Virgin Mobile: Virgin is one of the latest operators to enter the country’s telecoms market and the first mobile virtual network operator (MVNO). This means that Virgin Mobile Kuwait does not have to maintain a separate infrastructure. Instead, the company will share the existing hardware and base transceiver stations (BTSs) with other carriers — specifically STC. Despite the market’s saturation, Virgin has reported healthy sales, which is indicative of the Kuwaitis’ openness to try new service providers as long as they have something new to offer. As it happens, Virgin has a number of new offerings, one of which stands out: free streaming service memberships for those who use the carrier’s data plans. This bonus has made Virgin more popular among the younger generations.

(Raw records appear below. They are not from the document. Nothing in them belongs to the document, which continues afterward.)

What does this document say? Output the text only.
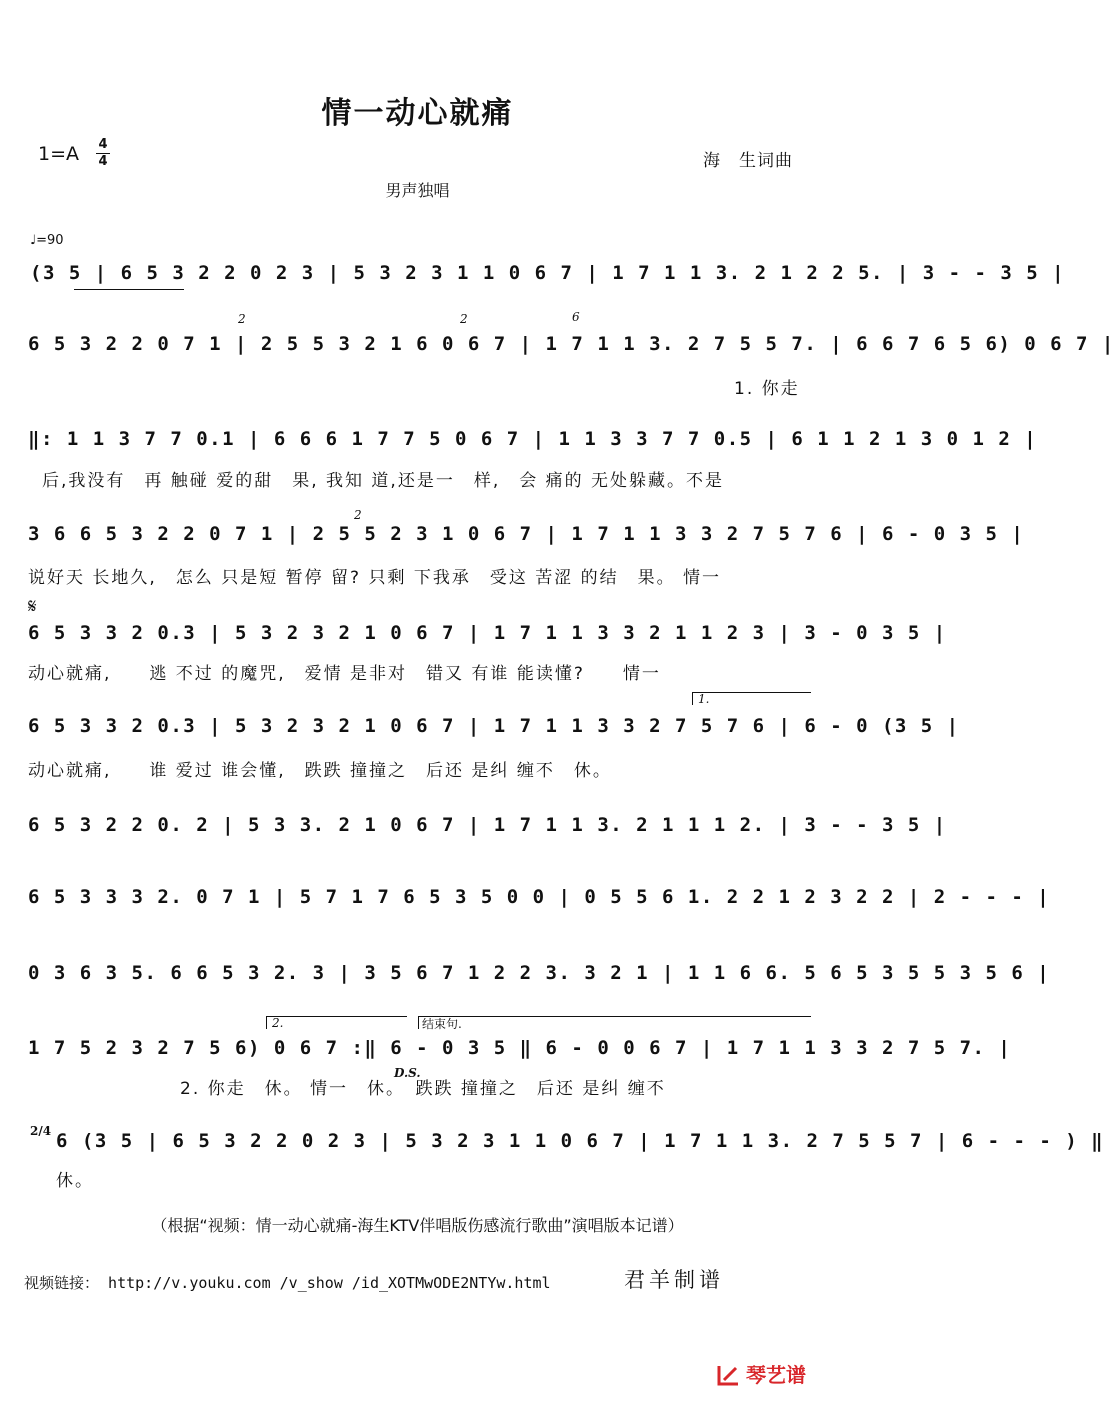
情一动心就痛
1=A 4
4	海　生词曲
男声独唱
♩=90
(3 5 | 6 5 3 2 2 0 2 3 | 5 3 2 3 1 1 0 6 7 | 1 7 1 1 3. 2 1 2 2 5. | 3 - - 3 5 |
6 5 3 2 2 0 7 1 | 2 5 5 3 2 1 6 0 6 7 | 1 7 1 1 3. 2 7 5 5 7. | 6 6 7 6 5 6) 0 6 7 |
1. 你走
2	2	6
‖: 1 1 3 7 7 0.1 | 6 6 6 1 7 7 5 0 6 7 | 1 1 3 3 7 7 0.5 | 6 1 1 2 1 3 0 1 2 |
后,我没有　再 触碰 爱的甜　果, 我知 道,还是一　样,　会 痛的 无处躲藏。不是
3 6 6 5 3 2 2 0 7 1 | 2 5 5 2 3 1 0 6 7 | 1 7 1 1 3 3 2 7 5 7 6 | 6 - 0 3 5 |
说好天 长地久,　怎么 只是短 暂停 留? 只剩 下我承　受这 苦涩 的结　果。 情一
2
𝄋
6 5 3 3 2 0.3 | 5 3 2 3 2 1 0 6 7 | 1 7 1 1 3 3 2 1 1 2 3 | 3 - 0 3 5 |
动心就痛,　　逃 不过 的魔咒,　爱情 是非对　错又 有谁 能读懂?　　情一
1.
6 5 3 3 2 0.3 | 5 3 2 3 2 1 0 6 7 | 1 7 1 1 3 3 2 7 5 7 6 | 6 - 0 (3 5 |
动心就痛,　　谁 爱过 谁会懂,　跌跌 撞撞之　后还 是纠 缠不　休。
6 5 3 2 2 0. 2 | 5 3 3. 2 1 0 6 7 | 1 7 1 1 3. 2 1 1 1 2. | 3 - - 3 5 |
6 5 3 3 3 2. 0 7 1 | 5 7 1 7 6 5 3 5 0 0 | 0 5 5 6 1. 2 2 1 2 3 2 2 | 2 - - - |
0 3 6 3 5. 6 6 5 3 2. 3 | 3 5 6 7 1 2 2 3. 3 2 1 | 1 1 6 6. 5 6 5 3 5 5 3 5 6 |
2.	结束句.
1 7 5 2 3 2 7 5 6) 0 6 7 :‖ 6 - 0 3 5 ‖ 6 - 0 0 6 7 | 1 7 1 1 3 3 2 7 5 7. |
2. 你走　休。 情一　休。　跌跌 撞撞之　后还 是纠 缠不
D.S.
2/4 6 (3 5 | 6 5 3 2 2 0 2 3 | 5 3 2 3 1 1 0 6 7 | 1 7 1 1 3. 2 7 5 5 7 | 6 - - - ) ‖
休。
（根据“视频：情一动心就痛-海生KTV伴唱版伤感流行歌曲”演唱版本记谱）
视频链接： http://v.youku.com /v_show /id_XOTMwODE2NTYw.html	君羊制谱
琴艺谱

Regulatory system: Despite all this competition, the telecoms market is not left to its own devices. The country’s telecoms regulatory authority, CITRA, was launched in 2014 to oversee the sector and intervene whenever an intervention was due. CITRA’s mission is mainly to ensure the market’s sustainability for both the operators and subscribers as well as fair competition among the market players. Furthermore, CITRA intends to “protect the interests of users and service providers and regulate the services of telecommunication networks in the country, while ensuring transparency, equality of opportunity and fair competition,” according to the regulatory authority.